Шалун вздрогнул, моргнул, но не остановился ни на миг: не мог он себе такое позволить. Медвежонок и медвежонок; ну, был, ну — пропал. Не до того сейчас.
…Шаманка ждала их в огромном зале, где гулкое эхо на множество голосов повторяло любой, самый тихий звук. Зал был круглый, огражденный невысокими барьерчиками, за которыми царили, отделенные друг от друга стенами, дикий лес, морской берег и какой-то невзаправдшний кусок города. И лес, и берег, и город были ненастоящие, Гарри понял это еще со второго или третьего посещения Шаманки; но казались они живыми, и даже твари или люди, их населявшие, выглядели очень натуральненько. Некоторые — еще и страшно.
Шаманка сидела на высоком троне посреди зала, спиной к городу и лицом к берегу и лесу. Время от времени каждый из трех пейзажей освещался чуть более ярко («всходило солнце») и тогда оттуда раздавались звуки волн или крики диких тварей, или шум металла и вопли отчаек. Потом всё смолкало и гасло — и уже другой фрагмент зальной стены оживал, — и так постоянно.
Сейчас бушевало море, и тени метались по залу, как встревоженные выдрели. Шаманка, окруженная почетной гвардией амерзонок, восседала над этим беспорядком и ни капельки не обращала на него внимания. Наверное, уже привыкла.

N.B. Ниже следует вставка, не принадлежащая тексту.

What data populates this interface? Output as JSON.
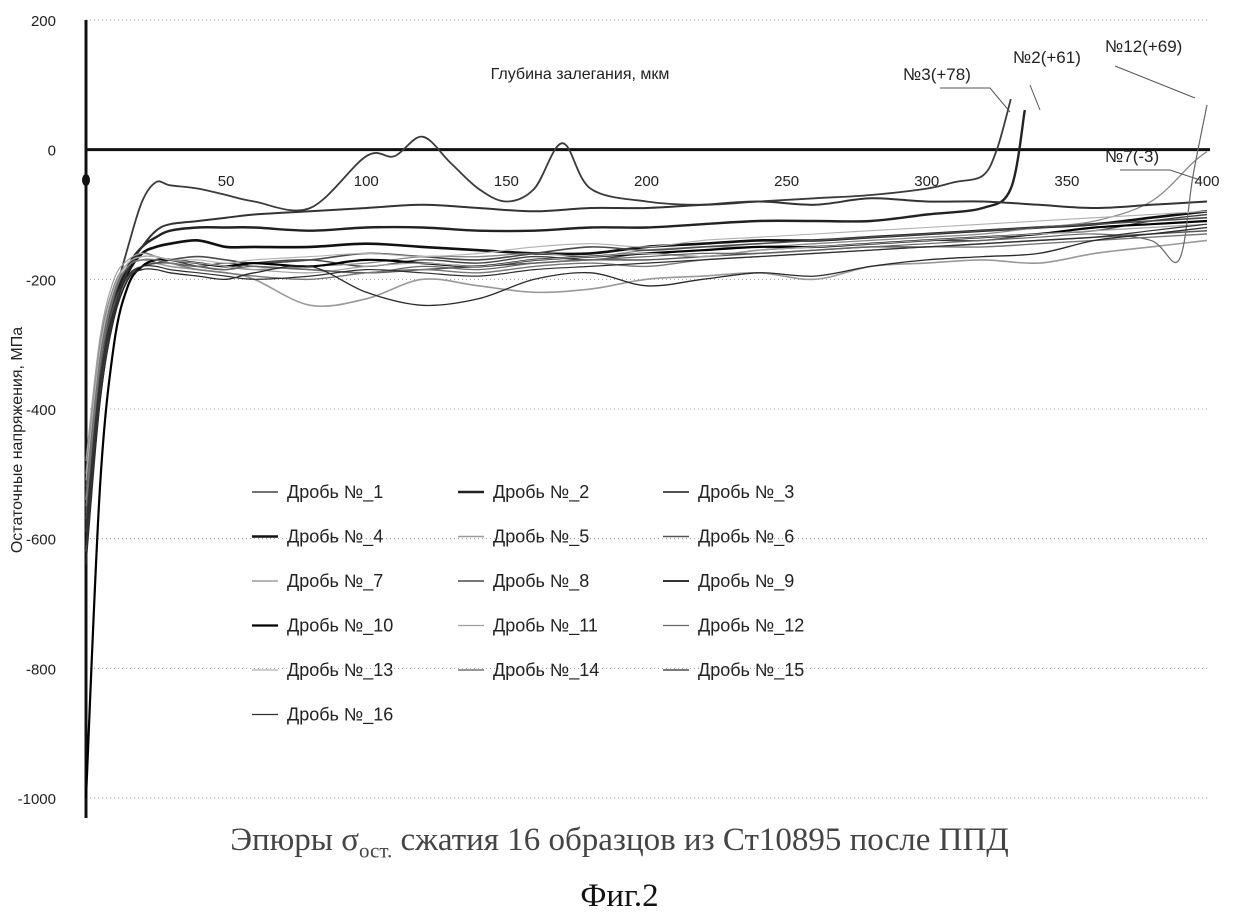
{
  "chart_data": {
    "type": "line",
    "title": "Глубина залегания, мкм",
    "xlabel": "",
    "ylabel": "Остаточные напряжения, МПа",
    "xlim": [
      0,
      400
    ],
    "ylim": [
      -1000,
      200
    ],
    "x_ticks": [
      "50",
      "100",
      "150",
      "200",
      "250",
      "300",
      "350",
      "400"
    ],
    "y_ticks": [
      "200",
      "0",
      "-200",
      "-400",
      "-600",
      "-800",
      "-1000"
    ],
    "grid": "horizontal dotted",
    "legend_position": "inside-center",
    "series": [
      {
        "name": "Дробь №_1",
        "x": [
          0,
          5,
          10,
          15,
          20,
          25,
          30,
          40,
          50,
          60,
          80,
          100,
          120,
          140,
          160,
          180,
          200,
          220,
          240,
          260,
          280,
          300,
          320,
          340,
          360,
          380,
          400
        ],
        "y": [
          -560,
          -330,
          -230,
          -180,
          -160,
          -165,
          -170,
          -180,
          -185,
          -175,
          -170,
          -180,
          -170,
          -175,
          -165,
          -170,
          -160,
          -165,
          -155,
          -150,
          -145,
          -140,
          -140,
          -130,
          -125,
          -110,
          -100
        ]
      },
      {
        "name": "Дробь №_2",
        "x": [
          0,
          5,
          10,
          15,
          20,
          25,
          30,
          40,
          50,
          60,
          80,
          100,
          120,
          140,
          160,
          180,
          200,
          220,
          240,
          260,
          280,
          300,
          320,
          330,
          335
        ],
        "y": [
          -580,
          -360,
          -240,
          -180,
          -150,
          -135,
          -125,
          -120,
          -120,
          -120,
          -125,
          -120,
          -120,
          -125,
          -125,
          -120,
          -120,
          -115,
          -110,
          -110,
          -110,
          -100,
          -90,
          -60,
          61
        ]
      },
      {
        "name": "Дробь №_3",
        "x": [
          0,
          5,
          10,
          15,
          20,
          25,
          30,
          40,
          50,
          60,
          80,
          100,
          110,
          120,
          130,
          140,
          150,
          160,
          170,
          180,
          200,
          220,
          240,
          260,
          280,
          300,
          310,
          320,
          325,
          330
        ],
        "y": [
          -520,
          -330,
          -230,
          -150,
          -80,
          -50,
          -55,
          -60,
          -70,
          -80,
          -90,
          -10,
          -10,
          20,
          -20,
          -60,
          -80,
          -60,
          10,
          -60,
          -80,
          -85,
          -80,
          -75,
          -70,
          -60,
          -50,
          -40,
          0,
          78
        ]
      },
      {
        "name": "Дробь №_4",
        "x": [
          0,
          5,
          10,
          15,
          20,
          25,
          30,
          40,
          50,
          60,
          80,
          100,
          120,
          140,
          160,
          180,
          200,
          220,
          240,
          260,
          280,
          300,
          320,
          340,
          360,
          380,
          400
        ],
        "y": [
          -600,
          -380,
          -250,
          -190,
          -160,
          -150,
          -145,
          -140,
          -150,
          -150,
          -150,
          -145,
          -150,
          -155,
          -160,
          -160,
          -150,
          -145,
          -140,
          -140,
          -135,
          -130,
          -125,
          -120,
          -115,
          -105,
          -95
        ]
      },
      {
        "name": "Дробь №_5",
        "x": [
          0,
          5,
          10,
          15,
          20,
          25,
          30,
          40,
          50,
          60,
          80,
          100,
          120,
          140,
          160,
          180,
          200,
          220,
          240,
          260,
          280,
          300,
          320,
          340,
          360,
          380,
          400
        ],
        "y": [
          -540,
          -320,
          -220,
          -180,
          -170,
          -175,
          -180,
          -185,
          -190,
          -200,
          -240,
          -230,
          -200,
          -210,
          -220,
          -215,
          -200,
          -195,
          -190,
          -200,
          -180,
          -175,
          -170,
          -175,
          -160,
          -150,
          -140
        ]
      },
      {
        "name": "Дробь №_6",
        "x": [
          0,
          5,
          10,
          15,
          20,
          25,
          30,
          40,
          50,
          60,
          80,
          100,
          120,
          140,
          160,
          180,
          200,
          220,
          240,
          260,
          280,
          300,
          320,
          340,
          360,
          380,
          400
        ],
        "y": [
          -570,
          -340,
          -240,
          -195,
          -180,
          -175,
          -175,
          -180,
          -175,
          -180,
          -185,
          -190,
          -185,
          -180,
          -175,
          -170,
          -170,
          -165,
          -160,
          -155,
          -150,
          -150,
          -145,
          -140,
          -135,
          -130,
          -125
        ]
      },
      {
        "name": "Дробь №_7",
        "x": [
          0,
          5,
          10,
          15,
          20,
          25,
          30,
          40,
          50,
          60,
          80,
          100,
          120,
          140,
          160,
          180,
          200,
          220,
          240,
          260,
          280,
          300,
          320,
          340,
          360,
          380,
          395,
          400
        ],
        "y": [
          -500,
          -300,
          -210,
          -175,
          -165,
          -165,
          -170,
          -175,
          -180,
          -185,
          -180,
          -175,
          -165,
          -165,
          -160,
          -165,
          -155,
          -150,
          -150,
          -145,
          -140,
          -135,
          -130,
          -120,
          -110,
          -80,
          -20,
          -3
        ]
      },
      {
        "name": "Дробь №_8",
        "x": [
          0,
          5,
          10,
          15,
          20,
          25,
          30,
          40,
          50,
          60,
          80,
          100,
          120,
          140,
          160,
          180,
          200,
          220,
          240,
          260,
          280,
          300,
          320,
          340,
          360,
          380,
          400
        ],
        "y": [
          -620,
          -380,
          -260,
          -200,
          -180,
          -175,
          -170,
          -165,
          -170,
          -175,
          -170,
          -160,
          -165,
          -170,
          -160,
          -150,
          -155,
          -150,
          -145,
          -140,
          -135,
          -130,
          -125,
          -120,
          -115,
          -110,
          -105
        ]
      },
      {
        "name": "Дробь №_9",
        "x": [
          0,
          5,
          10,
          15,
          20,
          25,
          30,
          40,
          50,
          60,
          80,
          100,
          120,
          140,
          160,
          180,
          200,
          220,
          240,
          260,
          280,
          300,
          320,
          340,
          360,
          380,
          400
        ],
        "y": [
          -590,
          -360,
          -250,
          -185,
          -150,
          -125,
          -115,
          -110,
          -105,
          -100,
          -95,
          -90,
          -85,
          -90,
          -95,
          -90,
          -90,
          -85,
          -80,
          -85,
          -75,
          -80,
          -80,
          -85,
          -90,
          -85,
          -80
        ]
      },
      {
        "name": "Дробь №_10",
        "x": [
          0,
          5,
          10,
          15,
          20,
          25,
          30,
          40,
          50,
          60,
          80,
          100,
          120,
          140,
          160,
          180,
          200,
          220,
          240,
          260,
          280,
          300,
          320,
          340,
          360,
          380,
          400
        ],
        "y": [
          -1000,
          -520,
          -300,
          -210,
          -180,
          -170,
          -170,
          -175,
          -180,
          -175,
          -180,
          -170,
          -175,
          -180,
          -170,
          -165,
          -160,
          -155,
          -150,
          -150,
          -145,
          -140,
          -135,
          -130,
          -120,
          -115,
          -110
        ]
      },
      {
        "name": "Дробь №_11",
        "x": [
          0,
          5,
          10,
          15,
          20,
          25,
          30,
          40,
          50,
          60,
          80,
          100,
          120,
          140,
          160,
          180,
          200,
          220,
          240,
          260,
          280,
          300,
          320,
          340,
          360,
          380,
          400
        ],
        "y": [
          -480,
          -290,
          -200,
          -170,
          -160,
          -165,
          -170,
          -175,
          -180,
          -185,
          -190,
          -180,
          -175,
          -180,
          -170,
          -165,
          -160,
          -165,
          -155,
          -150,
          -145,
          -140,
          -135,
          -130,
          -125,
          -120,
          -115
        ]
      },
      {
        "name": "Дробь №_12",
        "x": [
          0,
          5,
          10,
          15,
          20,
          25,
          30,
          40,
          50,
          60,
          80,
          100,
          120,
          140,
          160,
          180,
          200,
          220,
          240,
          260,
          280,
          300,
          320,
          340,
          360,
          380,
          390,
          395,
          400
        ],
        "y": [
          -530,
          -320,
          -220,
          -180,
          -170,
          -170,
          -175,
          -180,
          -185,
          -180,
          -185,
          -190,
          -180,
          -185,
          -175,
          -170,
          -165,
          -160,
          -160,
          -155,
          -150,
          -145,
          -140,
          -135,
          -130,
          -140,
          -170,
          -40,
          69
        ]
      },
      {
        "name": "Дробь №_13",
        "x": [
          0,
          5,
          10,
          15,
          20,
          25,
          30,
          40,
          50,
          60,
          80,
          100,
          120,
          140,
          160,
          180,
          200,
          220,
          240,
          260,
          280,
          300,
          320,
          340,
          360,
          380,
          400
        ],
        "y": [
          -510,
          -310,
          -215,
          -175,
          -165,
          -165,
          -170,
          -170,
          -175,
          -170,
          -165,
          -160,
          -165,
          -160,
          -150,
          -145,
          -150,
          -140,
          -135,
          -130,
          -125,
          -120,
          -115,
          -110,
          -105,
          -100,
          -95
        ]
      },
      {
        "name": "Дробь №_14",
        "x": [
          0,
          5,
          10,
          15,
          20,
          25,
          30,
          40,
          50,
          60,
          80,
          100,
          120,
          140,
          160,
          180,
          200,
          220,
          240,
          260,
          280,
          300,
          320,
          340,
          360,
          380,
          400
        ],
        "y": [
          -550,
          -330,
          -225,
          -180,
          -170,
          -170,
          -175,
          -185,
          -190,
          -195,
          -200,
          -190,
          -185,
          -190,
          -180,
          -175,
          -180,
          -170,
          -165,
          -160,
          -155,
          -150,
          -150,
          -145,
          -140,
          -135,
          -130
        ]
      },
      {
        "name": "Дробь №_15",
        "x": [
          0,
          5,
          10,
          15,
          20,
          25,
          30,
          40,
          50,
          60,
          80,
          100,
          120,
          140,
          160,
          180,
          200,
          220,
          240,
          260,
          280,
          300,
          320,
          340,
          360,
          380,
          400
        ],
        "y": [
          -640,
          -390,
          -260,
          -200,
          -185,
          -185,
          -190,
          -195,
          -200,
          -190,
          -180,
          -220,
          -240,
          -230,
          -200,
          -190,
          -210,
          -200,
          -190,
          -195,
          -180,
          -170,
          -165,
          -160,
          -140,
          -130,
          -120
        ]
      },
      {
        "name": "Дробь №_16",
        "x": [
          0,
          5,
          10,
          15,
          20,
          25,
          30,
          40,
          50,
          60,
          80,
          100,
          120,
          140,
          160,
          180,
          200,
          220,
          240,
          260,
          280,
          300,
          320,
          340,
          360,
          380,
          400
        ],
        "y": [
          -610,
          -370,
          -250,
          -195,
          -180,
          -180,
          -185,
          -190,
          -195,
          -200,
          -195,
          -185,
          -190,
          -195,
          -185,
          -180,
          -175,
          -170,
          -165,
          -160,
          -155,
          -150,
          -145,
          -140,
          -135,
          -125,
          -115
        ]
      }
    ],
    "annotations": [
      {
        "text": "№3(+78)",
        "x": 330,
        "y": 78
      },
      {
        "text": "№2(+61)",
        "x": 335,
        "y": 61
      },
      {
        "text": "№12(+69)",
        "x": 400,
        "y": 69
      },
      {
        "text": "№7(-3)",
        "x": 400,
        "y": -3
      }
    ],
    "series_colors": [
      "#444444",
      "#222222",
      "#3a3a3a",
      "#111111",
      "#9a9a9a",
      "#555555",
      "#888888",
      "#4a4a4a",
      "#333333",
      "#000000",
      "#a0a0a0",
      "#666666",
      "#b0b0b0",
      "#777777",
      "#2a2a2a",
      "#303030"
    ],
    "series_widths": [
      1.4,
      2.4,
      1.8,
      2.6,
      1.6,
      1.5,
      1.3,
      1.6,
      2.0,
      2.2,
      1.2,
      1.2,
      1.1,
      1.4,
      1.3,
      1.2
    ]
  },
  "caption": {
    "prefix": "Эпюры σ",
    "subscript": "ост.",
    "suffix": " сжатия 16 образцов из Ст10895 после ППД"
  },
  "figure_label": "Фиг.2"
}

Она даже ухитрилась расслышать сквозь громыханье прибоя шаги сантаклаусов. Повернув к вошедшим свою темнокожую, совершенно лысую голову, Шаманка проронила:
— Ты привел все племя, Гарри.
— Да, — подтвердил он, торопливо поправляя ритуальную бороду. Другие ничего не заметили за черными стеклами ее очков, а сам Шалун давно знал, что Шаманка слепая, но уже не удивлялся ее способностям.
Несколько ударов сердца он смотрел в эти темные стекла и видел там свое искривленное отражение. Потом не выдержал и отвел глаза.

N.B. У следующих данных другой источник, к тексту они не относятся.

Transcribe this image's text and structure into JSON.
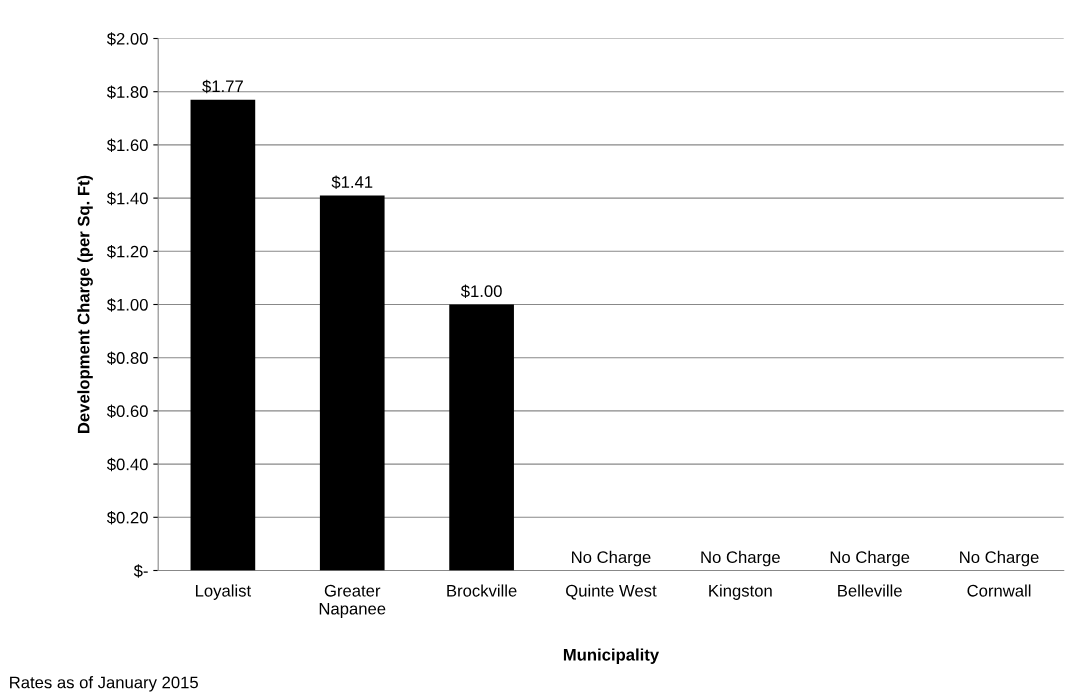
{
  "chart_data": {
    "type": "bar",
    "xlabel": "Municipality",
    "ylabel": "Development Charge (per Sq. Ft)",
    "categories": [
      "Loyalist",
      "Greater\nNapanee",
      "Brockville",
      "Quinte West",
      "Kingston",
      "Belleville",
      "Cornwall"
    ],
    "values": [
      1.77,
      1.41,
      1.0,
      0,
      0,
      0,
      0
    ],
    "value_labels": [
      "$1.77",
      "$1.41",
      "$1.00",
      "No Charge",
      "No Charge",
      "No Charge",
      "No Charge"
    ],
    "color": "#000000",
    "ylim": [
      0,
      2.0
    ],
    "yticks": [
      {
        "value": 0,
        "label": "$-"
      },
      {
        "value": 0.2,
        "label": "$0.20"
      },
      {
        "value": 0.4,
        "label": "$0.40"
      },
      {
        "value": 0.6,
        "label": "$0.60"
      },
      {
        "value": 0.8,
        "label": "$0.80"
      },
      {
        "value": 1.0,
        "label": "$1.00"
      },
      {
        "value": 1.2,
        "label": "$1.20"
      },
      {
        "value": 1.4,
        "label": "$1.40"
      },
      {
        "value": 1.6,
        "label": "$1.60"
      },
      {
        "value": 1.8,
        "label": "$1.80"
      },
      {
        "value": 2.0,
        "label": "$2.00"
      }
    ],
    "grid": "y",
    "legend": false,
    "annotations": [
      "Rates as of January 2015"
    ]
  }
}
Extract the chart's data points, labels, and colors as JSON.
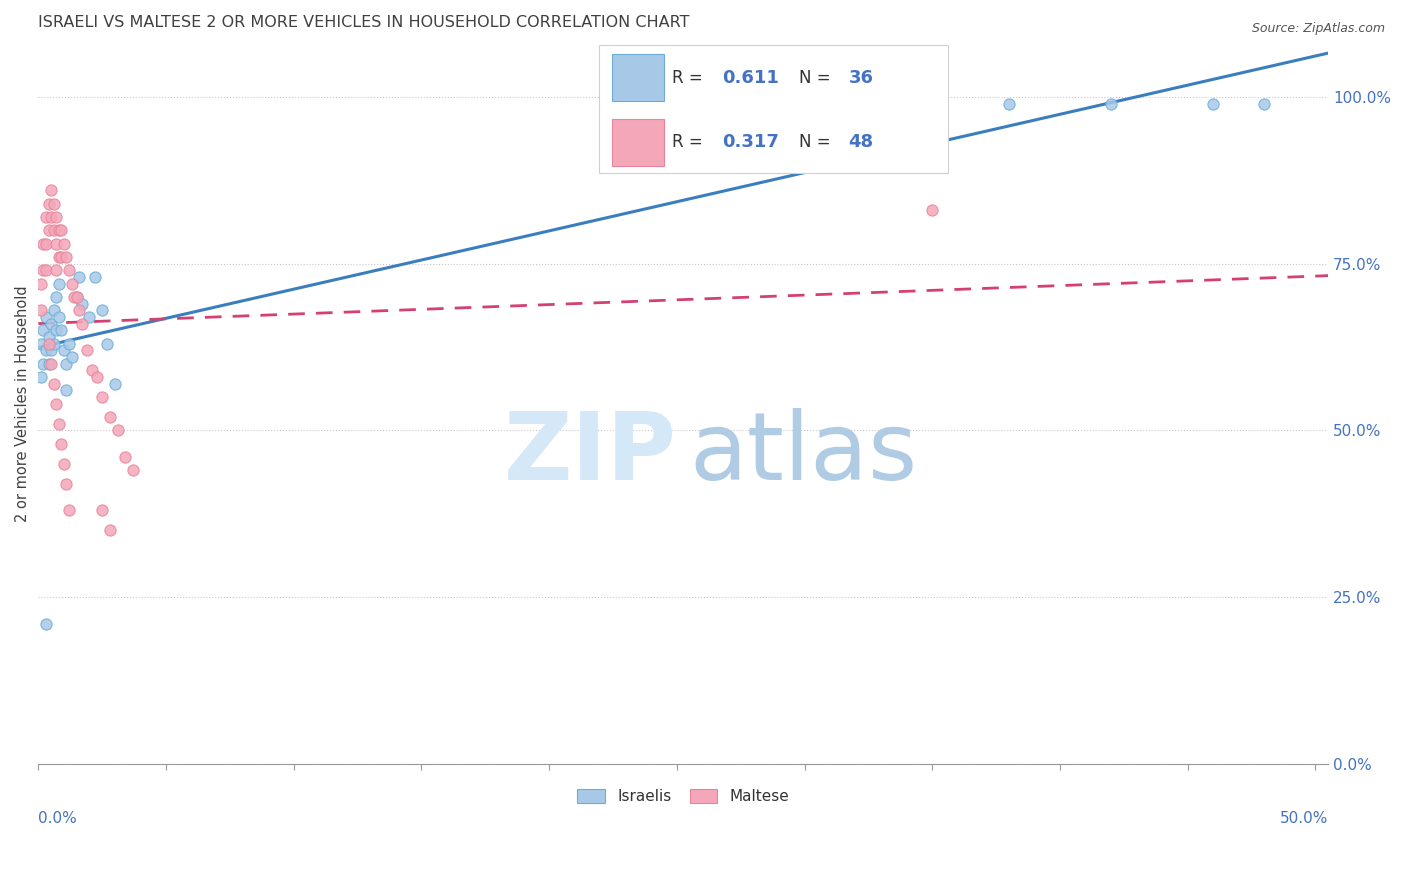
{
  "title": "ISRAELI VS MALTESE 2 OR MORE VEHICLES IN HOUSEHOLD CORRELATION CHART",
  "source": "Source: ZipAtlas.com",
  "ylabel_label": "2 or more Vehicles in Household",
  "legend_r_israeli": "0.611",
  "legend_n_israeli": "36",
  "legend_r_maltese": "0.317",
  "legend_n_maltese": "48",
  "blue_scatter": "#a8c8e8",
  "blue_edge": "#6aaed6",
  "pink_scatter": "#f4a7b9",
  "pink_edge": "#e8849a",
  "blue_line": "#3a7ebf",
  "pink_line": "#d44070",
  "axis_color": "#4472C4",
  "title_color": "#404040",
  "israeli_x": [
    0.001,
    0.001,
    0.002,
    0.002,
    0.003,
    0.003,
    0.004,
    0.004,
    0.005,
    0.005,
    0.006,
    0.006,
    0.007,
    0.007,
    0.008,
    0.008,
    0.009,
    0.01,
    0.011,
    0.011,
    0.012,
    0.013,
    0.015,
    0.016,
    0.017,
    0.02,
    0.022,
    0.025,
    0.027,
    0.03,
    0.31,
    0.38,
    0.42,
    0.46,
    0.48,
    0.003
  ],
  "israeli_y": [
    0.63,
    0.58,
    0.65,
    0.6,
    0.67,
    0.62,
    0.64,
    0.6,
    0.66,
    0.62,
    0.68,
    0.63,
    0.7,
    0.65,
    0.72,
    0.67,
    0.65,
    0.62,
    0.6,
    0.56,
    0.63,
    0.61,
    0.7,
    0.73,
    0.69,
    0.67,
    0.73,
    0.68,
    0.63,
    0.57,
    0.985,
    0.99,
    0.99,
    0.99,
    0.99,
    0.21
  ],
  "maltese_x": [
    0.001,
    0.001,
    0.002,
    0.002,
    0.003,
    0.003,
    0.003,
    0.004,
    0.004,
    0.005,
    0.005,
    0.006,
    0.006,
    0.007,
    0.007,
    0.007,
    0.008,
    0.008,
    0.009,
    0.009,
    0.01,
    0.011,
    0.012,
    0.013,
    0.014,
    0.015,
    0.016,
    0.017,
    0.019,
    0.021,
    0.023,
    0.025,
    0.028,
    0.031,
    0.034,
    0.037,
    0.004,
    0.005,
    0.006,
    0.007,
    0.008,
    0.009,
    0.01,
    0.011,
    0.012,
    0.025,
    0.028,
    0.35
  ],
  "maltese_y": [
    0.72,
    0.68,
    0.78,
    0.74,
    0.82,
    0.78,
    0.74,
    0.84,
    0.8,
    0.86,
    0.82,
    0.84,
    0.8,
    0.82,
    0.78,
    0.74,
    0.8,
    0.76,
    0.8,
    0.76,
    0.78,
    0.76,
    0.74,
    0.72,
    0.7,
    0.7,
    0.68,
    0.66,
    0.62,
    0.59,
    0.58,
    0.55,
    0.52,
    0.5,
    0.46,
    0.44,
    0.63,
    0.6,
    0.57,
    0.54,
    0.51,
    0.48,
    0.45,
    0.42,
    0.38,
    0.38,
    0.35,
    0.83
  ],
  "xlim": [
    0.0,
    0.505
  ],
  "ylim": [
    0.0,
    1.08
  ],
  "yticks": [
    0.0,
    0.25,
    0.5,
    0.75,
    1.0
  ],
  "ytick_labels": [
    "0.0%",
    "25.0%",
    "50.0%",
    "75.0%",
    "100.0%"
  ]
}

— Я пришел за советом… — громко и по возможности с достоинством произнес Шалун.
И хотя Шаманка, судя по размерам и голосу, была рабыней, тихо добавил:
— …госпожа.
— Кто она такая? — шепотом спросил Безум.
Рабы стояли позади сантаклаусов, возле диорамы, изображавшей тропический лес. Некоторые из них внимательно прислушивались к тихому разговору Шалуна и Шаманки, но большинство переговаривались между собой или изумленно глазели по сторонам. Многие оказались здесь впервые и не могли поверить, что посреди всеобщего хаоса и безумия этот музей уцелел и даже подключен к какой-то — тоже уцелевшей! — электростанции.